In This Episode
Have you ever not liked going to work because of the people you work with? Perhaps there is tension at work between you and a colleague where you just can’t get along on a regular basis. Maybe you disagree on the direction of the company or it could simply be you don’t like how they do certain things. What do you do when this person is related to you? What do you do if this person you can’t work with any more is your brother?
One of the beauties of working with family is that you already have a relationship with that person outside of work. That can be one of the challenges as well. Sometimes things that make you a great fit outside of work can be problematic at work. This is especially true in the case of siblings where there is a lot of history together which likely includes some hurt feelings. Over the years there has likely been a certain pecking order that has been established. Things like the oldest child dominating or the youngest child (i.e. the baby) being the favorite and always getting what they want. These dynamics can change and/or be exposed in a different way when mom and dad are gone from the business and it’s just the siblings left to run things.
So if you find yourself in a situation like this and you’re wondering what to do, don’t worry you’re not alone. We’ve seen all kinds of sibling situations over the years. One of the most important things to keep in mind with your siblings is that no matter what happens in the business you will always be siblings. You don’t have the luxury of just walking away from them and never speaking with them again like you would with a colleague who isn’t family. This fact is key when figuring out how to let your sibling know that you can’t work with them any more.

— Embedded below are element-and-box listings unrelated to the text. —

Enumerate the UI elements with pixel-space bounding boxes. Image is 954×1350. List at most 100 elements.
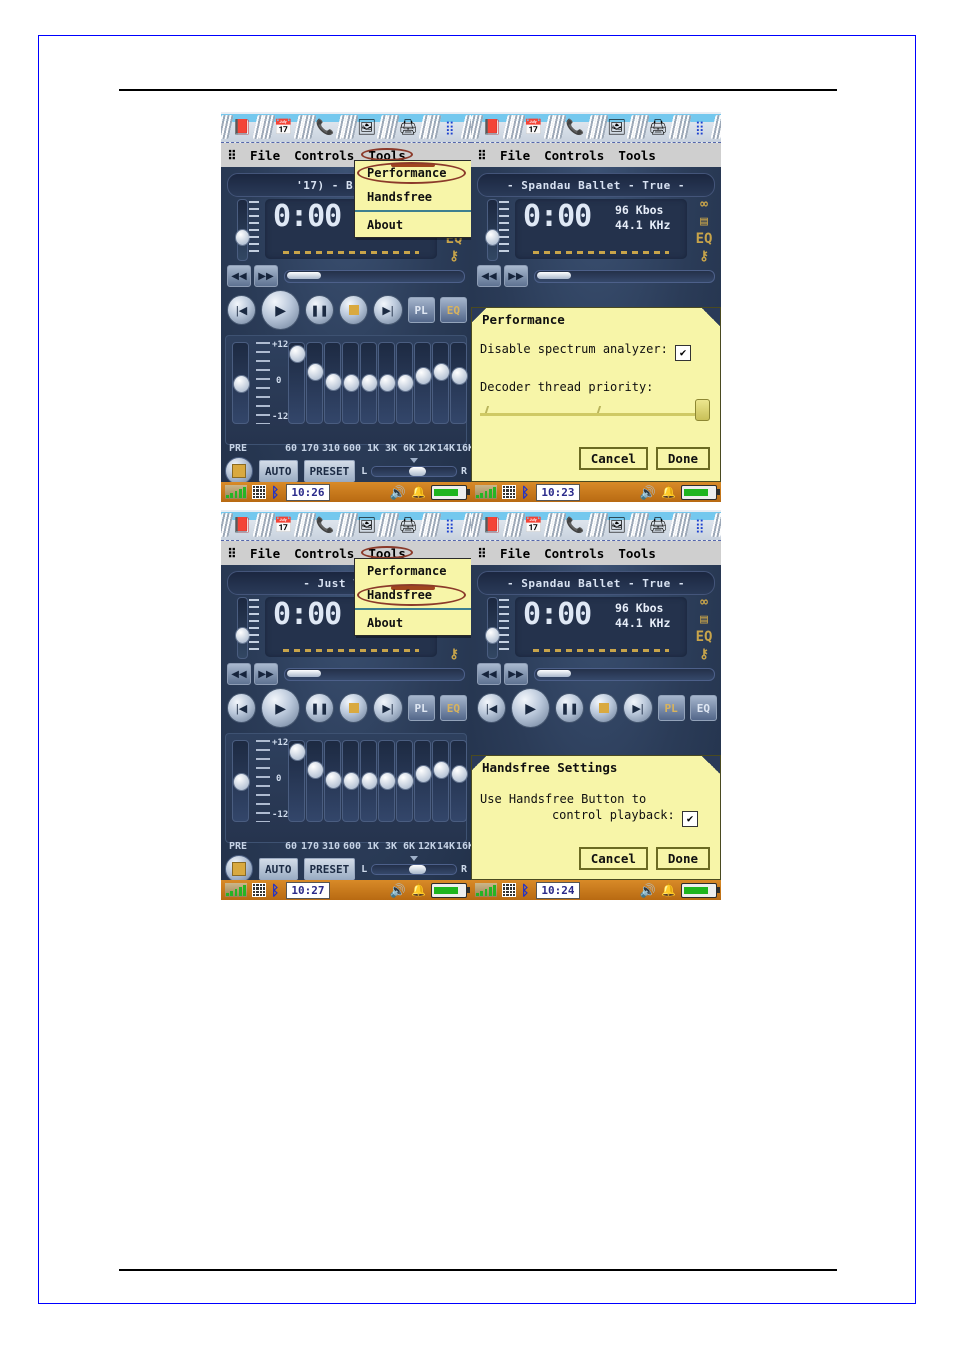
volume-slider[interactable] [231,199,261,261]
phone-icon[interactable]: 📞 [549,510,601,540]
eq-slider-6k[interactable] [396,342,414,424]
rewind-icon[interactable]: ◀◀ [477,265,501,287]
next-track-icon[interactable]: ▶| [373,295,403,325]
keypad-icon[interactable] [502,883,516,897]
eq-slider-600[interactable] [342,342,360,424]
bluetooth-icon[interactable]: ᛒ [521,883,529,897]
prev-track-icon[interactable]: |◀ [477,693,507,723]
menu-controls[interactable]: Controls [287,148,361,163]
eq-slider-600[interactable] [342,740,360,822]
playlist-button[interactable]: PL [657,695,685,721]
eq-indicator[interactable]: EQ [696,629,713,645]
playlist-button[interactable]: PL [407,297,435,323]
eq-slider-12k[interactable] [414,342,432,424]
app-menu-icon[interactable]: ⠿ [471,148,493,163]
volume-knob[interactable] [485,627,500,644]
priority-thumb[interactable] [695,399,710,421]
phone-icon[interactable]: 📞 [549,112,601,142]
status-clock[interactable]: 10:27 [286,881,330,899]
hotsync-icon[interactable]: 🖨 [382,510,434,540]
menu-item-performance[interactable]: Performance [355,559,471,583]
power-button[interactable] [225,457,253,485]
speaker-icon[interactable]: 🔊 [640,884,656,897]
eq-slider-60[interactable] [288,342,306,424]
prev-track-icon[interactable]: |◀ [227,693,257,723]
menu-item-performance[interactable]: Performance [355,161,471,185]
contacts-icon[interactable]: 🖼 [591,112,642,142]
shuffle-icon[interactable]: ▤ [700,612,708,627]
shuffle-icon[interactable]: ▤ [700,214,708,229]
seek-bar[interactable] [284,269,465,283]
auto-button[interactable]: AUTO [259,460,298,482]
seek-thumb[interactable] [537,271,571,279]
decoder-priority-slider[interactable] [480,399,710,421]
eq-slider-170[interactable] [306,740,324,822]
eq-slider-310[interactable] [324,740,342,822]
book-icon[interactable]: 📕 [221,510,268,540]
tools-dropdown-menu[interactable]: Performance Handsfree About [354,160,471,238]
balance-thumb[interactable] [409,864,427,874]
eq-slider-6k[interactable] [396,740,414,822]
play-icon[interactable]: ▶ [511,688,551,728]
next-track-icon[interactable]: ▶| [623,693,653,723]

So what’s likely to happen? As with any relationship that isn’t going well, things are going to have to change or someone is going to have to leave. One of the questions we like to ask when things get emotional like this is “What’s best for the organization?” Not what’s best for Johnny or Betty, but what’s best for the organization. When framed this way, the potential solutions often appear pretty quickly. Unfortunately it usually means that someone will be leaving the organization to explore new opportunities.
One of the best ways to handle a situation like this is for the siblings to sit down and agree how they are going to change things to make things work better OR they agree they can’t make enough changes to make things work better and thus someone has to leave. Now this might take the form of a very direct conversation or it might be a little more subtle or passive aggressive. In the case where it’s more subtle it might sound a little something like, “I can’t take this place any more, perhaps I should just quit and find something else to do.” Or the person might even threaten to quit. Or just refuse to engage with their sibling and shun them at work as well as at home.
During the show today we shared several examples and situations we’ve experienced over the years. It’s one of those dirty secrets of running a small family business that the siblings shouldn’t have to work together if it doesn’t make sense for the organization.